Let's illustrate that with an example. Simple data

from pyspark.ml.feature import OneHotEncoder

row = OneHotEncoder(inputCol="x", outputCol="features").transform(
    sc.parallelize([(1.0, )]).toDF(["x"])
).first()

Now lets import different vector classes:

from pyspark.ml.linalg import Vector as MLVector, Vectors as MLVectors
from pyspark.mllib.linalg import Vector as MLLibVector, Vectors as MLLibVectors
from pyspark.mllib.regression import  LabeledPoint

and make tests:

isinstance(row.features, MLLibVector)
False
isinstance(row.features, MLVector)
True

As you see what we have is pyspark.ml.linalg.Vector not pyspark.mllib.linalg.Vector which is not compatible with the old API:

LabeledPoint(0.0, row.features)
TypeError                                 Traceback (most recent call last)
...
TypeError: Cannot convert type <class 'pyspark.ml.linalg.SparseVector'> into Vector

You could convert ML object to MLLib one:

from pyspark.ml import linalg as ml_linalg

def as_mllib(v):
    if isinstance(v, ml_linalg.SparseVector):
        return MLLibVectors.sparse(v.size, v.indices, v.values)
    elif isinstance(v, ml_linalg.DenseVector):
        return MLLibVectors.dense(v.toArray())
    else:
        raise TypeError("Unsupported type: {0}".format(type(v)))

LabeledPoint(0, as_mllib(row.features))
LabeledPoint(0.0, (1,[],[]))

or simply:

LabeledPoint(0, MLLibVectors.fromML(row.features))
LabeledPoint(0.0, (1,[],[]))

but generally speaking you should avoid situations when it is necessary.



回答2:

If you just want to convert the SparseVectors from pyspark.ml to pyspark.mllib SparseVectors you could use MLUtils.

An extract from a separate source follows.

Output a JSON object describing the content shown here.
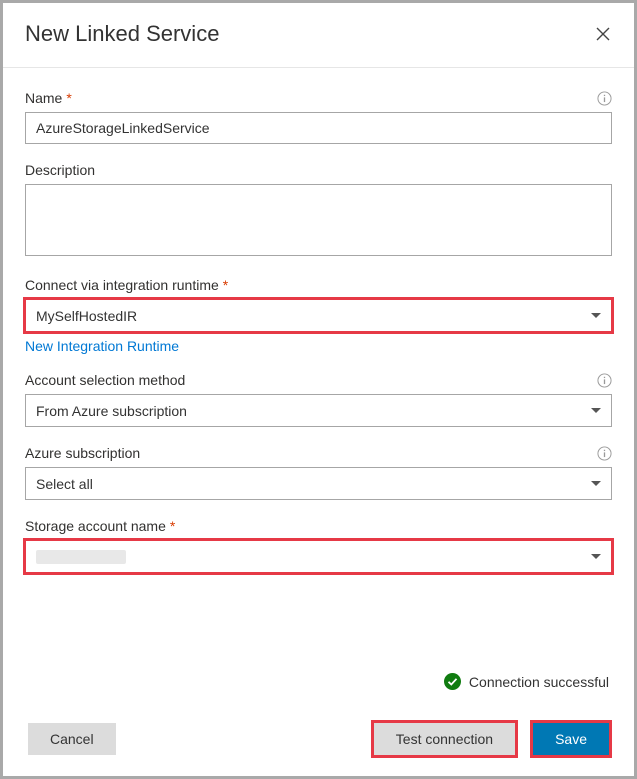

Say df is your dataframe and the column with the SparseVectors is named "features". Then the following few lines let you accomplish this:

from pyspark.mllib.utils import MLUtils
df = MLUtils.convertVectorColumnsFromML(df, "features")

This problem occured for me, because when using CountVectorizer from pyspark.ml.feature I could not create LabeledPoints, because of the incompatibility with SparseVector from pyspark.ml

I wonder why their latest documentation CountVectorizer does not use the "new" SparseVector class. As the classification algorithms need LabeledPoints this makes no sense to me...

UPDATE: I misunderstood that the ml library is designed for DataFrame-Objects and the mllib library is for RDD-objects. The DataFrame-Datastructure is recommended since Spark > 2,0, because SparkSession is more compatible than the SparkContext (but stores an SparkContext-object) and does deliver DataFrame instead of RDD's. I found this post that got me the "aha"-effect: mllib and ml. Thanks Alberto Bonsanto :).

To use f.e. NaiveBayes from mllib, I had to transform my DataFrame into a LabeledPoint-objects for NaiveBayes from mllib.

But it is way easier to use NaiveBayes from ml because you don't need LabeledPoints but can just specify the feature- and class-col for your dataframe.

PS: I was struggling with this problems for hours, so I felt that I need to post it here :)